# Bending a Beam to Produce Uniform Tension

1. Dec 11, 2012

### mrh5529

Hello.

I am attempting to build a fixture which will place uniform tension onto one surface of a rectangular beam. I know that I must force the beam to deflect along a set path, but I am having trouble determining what the equation for this path needs to be. Any guidance on this would be very helpful. Thanks!

Mike

2. Dec 11, 2012

### Studiot

Hello mike, welcome to Physics Forums.

You need to explain you intentions in more detail.

What do you mean by "on one surface"?
What surface? A longitudinal tension along an outer face is called shear!

Tension is normal to some surface. Which would that be in your case?

From what I think you mean, a constant longitudinal tension can be developed by

2) An applied couple

3. Dec 11, 2012

### S_Happens

I wrote a reply, but didn't save it and lost internet connection.

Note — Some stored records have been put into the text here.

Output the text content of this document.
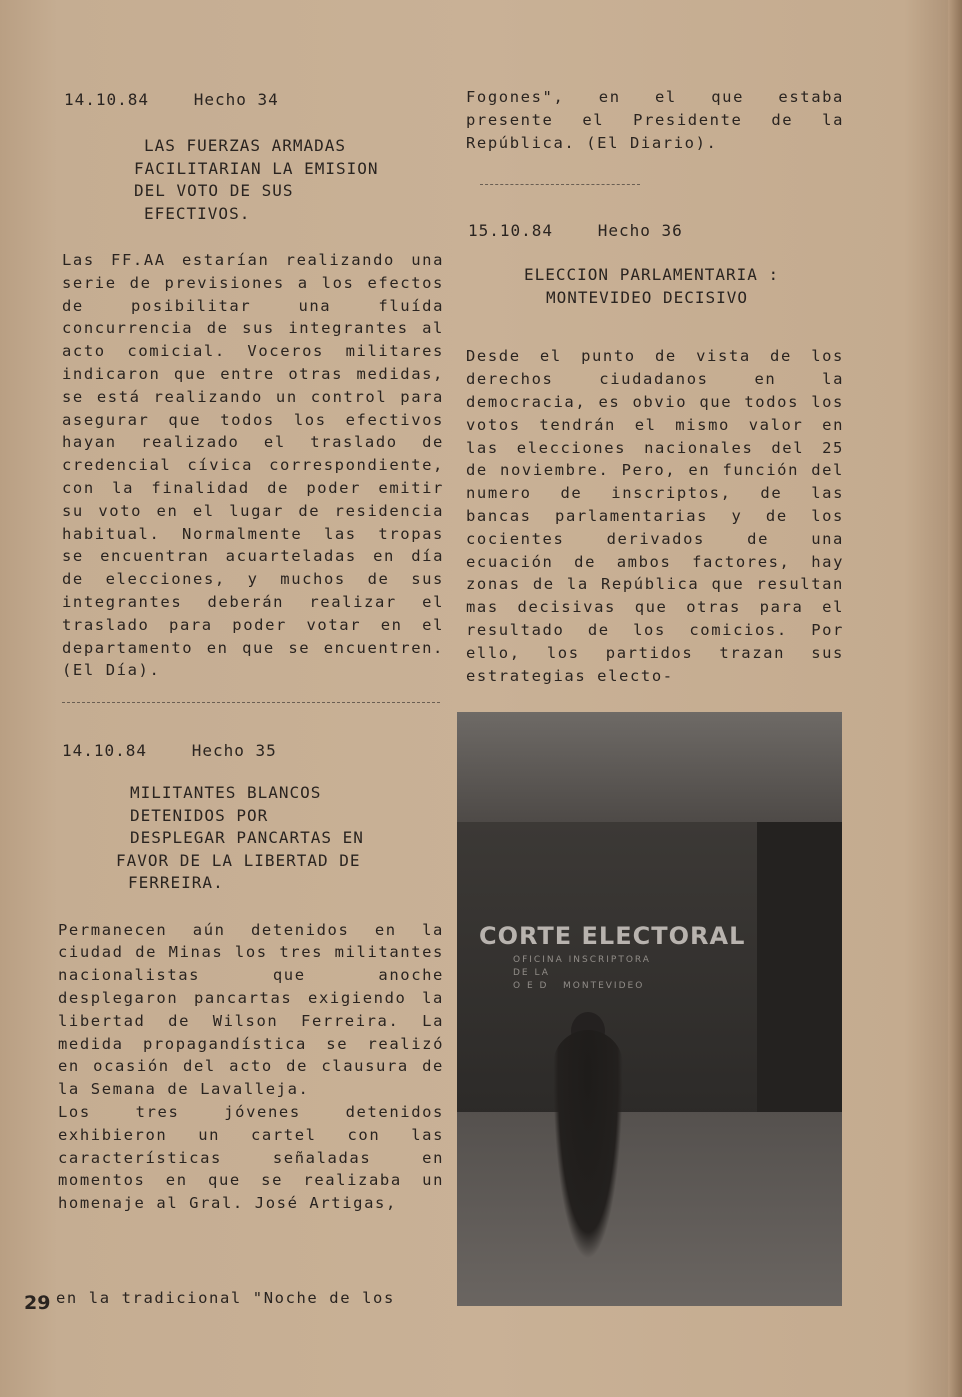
14.10.84	Hecho 34
LAS FUERZAS ARMADAS
FACILITARIAN LA EMISION
DEL VOTO DE SUS
EFECTIVOS.
Las FF.AA estarían realizando una serie de previsiones a los efectos de posibilitar una fluída concurrencia de sus integrantes al acto comicial. Voceros militares indicaron que entre otras medidas, se está realizando un control para asegurar que todos los efectivos hayan realizado el traslado de credencial cívica correspondiente, con la finalidad de poder emitir su voto en el lugar de residencia habitual. Normalmente las tropas se encuentran acuarteladas en día de elecciones, y muchos de sus integrantes deberán realizar el traslado para poder votar en el departamento en que se encuentren. (El Día).
14.10.84	Hecho 35
MILITANTES BLANCOS
DETENIDOS POR
DESPLEGAR PANCARTAS EN
FAVOR DE LA LIBERTAD DE
FERREIRA.
Permanecen aún detenidos en la ciudad de Minas los tres militantes nacionalistas que anoche desplegaron pancartas exigiendo la libertad de Wilson Ferreira. La medida propagandística se realizó en ocasión del acto de clausura de la Semana de Lavalleja.
Los tres jóvenes detenidos exhibieron un cartel con las características señaladas en momentos en que se realizaba un homenaje al Gral. José Artigas,
en la tradicional "Noche de los
Fogones", en el que estaba presente el Presidente de la República. (El Diario).
15.10.84	Hecho 36
ELECCION PARLAMENTARIA :
MONTEVIDEO DECISIVO
Desde el punto de vista de los derechos ciudadanos en la democracia, es obvio que todos los votos tendrán el mismo valor en las elecciones nacionales del 25 de noviembre. Pero, en función del numero de inscriptos, de las bancas parlamentarias y de los cocientes derivados de una ecuación de ambos factores, hay zonas de la República que resultan mas decisivas que otras para el resultado de los comicios. Por ello, los partidos trazan sus estrategias electo-
CORTE ELECTORAL
OFICINA INSCRIPTORA
DE LA
O E D   MONTEVIDEO
29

Basically I think it's much more simple than Stuidot alludes to, and also specific to bending.

Putting one face under uniform tension should be as easy as orienting that face away from the center of curvature, then bending with constant curvature.

How you do this depends on what you have available and/or what you want to accomplish. An easy way might be to bend around something that already has constant curvature. If materials and shape might be changing, or if you need specific tension then you'll have to give more details on what you're doing.

4. Dec 11, 2012

### Studiot

The OP asked about a beam, not something bent around a former.

5. Dec 11, 2012

### S_Happens

I didn't think about it in detail, just that it occurred to me as a way to achieve constant curvature in a beam. I imagined pinned ends and pressing the object into the beam. Would this provide difficulty beyond simply applying a load or moment?

Edit- A pin and a roller really so that it's not indeterminate.

Last edited: Dec 11, 2012
6. Dec 12, 2012

### Studiot

I think we need to hear from the mike exactly what he means,

I agree that a constant tension implies a constant curvature.
Since the tension is one half of the bending moment couple it implies a constant moment since $\frac{1}{\rho } = \frac{M}{{EI}}$ as we are told the beam has a constant? rectangular cross section.

A constant moment can only be achieved by applying a couple, not a force which subjects the beam to a variable moment depending upon the distance from the force.
This was my method (2) in post #2.

It has occured to me that by " constant across a section" mike may mean uniform across an exploratory free body section, similar to the stress block we assume for compression in the concrete that we assume in some theories of reincforced concrete.

Alternatively for an isotropic beam that has developed a full plastic moment both the compression and tension stress blocks will be rectangular at the exploratory section.